Утро хлынуло в дверь, затопив поруб косыми потоками прохладного света.
— Эй, тать! — долетело снаружи. — Выходи! В глубине шевельнулось — выплыла светловолосая голова, повела туда-сюда всклокоченной бородой. Улеб явился из темноты, как из воды: лицо, плечи, грудь, а там и весь ладожанин возник в солнечных лучах, непугливо посматривая на двоих хмурых воинов — постарше, что поигрывал ключом, и второго, совсем молодого парня, державшего в руке копье.
— Что смотришь, иди, — сказал молодой. Улеб не спеша наклонился подтянуть завязки кожаных, красиво вырезанных поршней. А потом так же неторопливо зашагал впереди воинов, в Верхний конец, мимо хором боярина Вышаты, к Новому княжескому двору. Люди выглядывали из-за заборов. Мало не весь город выскакивал из калиток, шел следом. Ни дать ни взять, на вече.
В самом же Новом дворе было еще малолюдно. Не князьям ждать, пока приведут судимого, — пусть-ка сам постоит на утреннем солнышке, посмотрит на него, может, в самый последний раз, да и добрым людям даст на себя посмотреть…
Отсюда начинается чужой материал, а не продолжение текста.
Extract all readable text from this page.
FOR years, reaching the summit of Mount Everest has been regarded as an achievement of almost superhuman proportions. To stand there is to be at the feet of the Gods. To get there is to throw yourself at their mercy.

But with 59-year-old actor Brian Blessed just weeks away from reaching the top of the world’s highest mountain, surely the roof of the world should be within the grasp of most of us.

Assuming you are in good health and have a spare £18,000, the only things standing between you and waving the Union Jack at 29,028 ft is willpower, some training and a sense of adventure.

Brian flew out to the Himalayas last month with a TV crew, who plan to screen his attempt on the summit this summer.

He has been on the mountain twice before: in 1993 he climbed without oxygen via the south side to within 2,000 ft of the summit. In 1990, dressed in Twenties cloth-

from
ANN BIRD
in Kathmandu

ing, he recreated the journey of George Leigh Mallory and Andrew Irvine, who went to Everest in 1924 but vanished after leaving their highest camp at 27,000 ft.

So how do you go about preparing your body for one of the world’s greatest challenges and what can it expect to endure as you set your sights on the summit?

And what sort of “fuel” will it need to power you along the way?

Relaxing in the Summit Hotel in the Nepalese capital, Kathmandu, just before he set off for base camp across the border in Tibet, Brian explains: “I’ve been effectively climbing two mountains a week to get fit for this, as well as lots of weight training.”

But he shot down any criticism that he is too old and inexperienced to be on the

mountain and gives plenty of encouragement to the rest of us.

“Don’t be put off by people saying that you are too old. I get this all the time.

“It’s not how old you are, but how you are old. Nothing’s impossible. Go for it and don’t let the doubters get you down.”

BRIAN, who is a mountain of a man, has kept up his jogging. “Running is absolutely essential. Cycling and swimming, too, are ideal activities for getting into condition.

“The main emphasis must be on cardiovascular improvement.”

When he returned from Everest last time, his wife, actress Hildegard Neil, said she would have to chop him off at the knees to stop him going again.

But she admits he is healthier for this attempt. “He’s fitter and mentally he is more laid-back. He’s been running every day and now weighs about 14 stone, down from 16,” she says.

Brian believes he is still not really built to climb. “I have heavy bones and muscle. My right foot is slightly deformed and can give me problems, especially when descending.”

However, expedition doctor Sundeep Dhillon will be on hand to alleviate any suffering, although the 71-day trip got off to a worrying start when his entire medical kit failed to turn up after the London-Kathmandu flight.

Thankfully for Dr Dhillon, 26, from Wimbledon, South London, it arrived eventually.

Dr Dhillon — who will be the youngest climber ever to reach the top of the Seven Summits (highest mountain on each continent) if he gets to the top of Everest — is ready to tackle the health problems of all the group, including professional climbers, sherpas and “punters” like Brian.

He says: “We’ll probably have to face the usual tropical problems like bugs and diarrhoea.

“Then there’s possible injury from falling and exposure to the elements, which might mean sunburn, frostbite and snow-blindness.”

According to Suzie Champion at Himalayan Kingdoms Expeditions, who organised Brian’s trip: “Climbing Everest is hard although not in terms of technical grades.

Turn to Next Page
И не было у Улеба родни, что с мечами пришла бы посмотреть, по чести ли вершился над ним суд. А в случае чего встала бы за сородича, оспаривая не правый приговор, отстаивая истину в единоборстве… Один Людота. Тот-то пришел раньше всех, да толку… Улеб, вступив во двор, увидел его сразу. Коротко глянул на него кругличанин, почему-то виновато покраснел и отвернулся, моргая. Ну что же, спасибо и на том… Улеб разгладил пятерней бороду и встал посреди двора.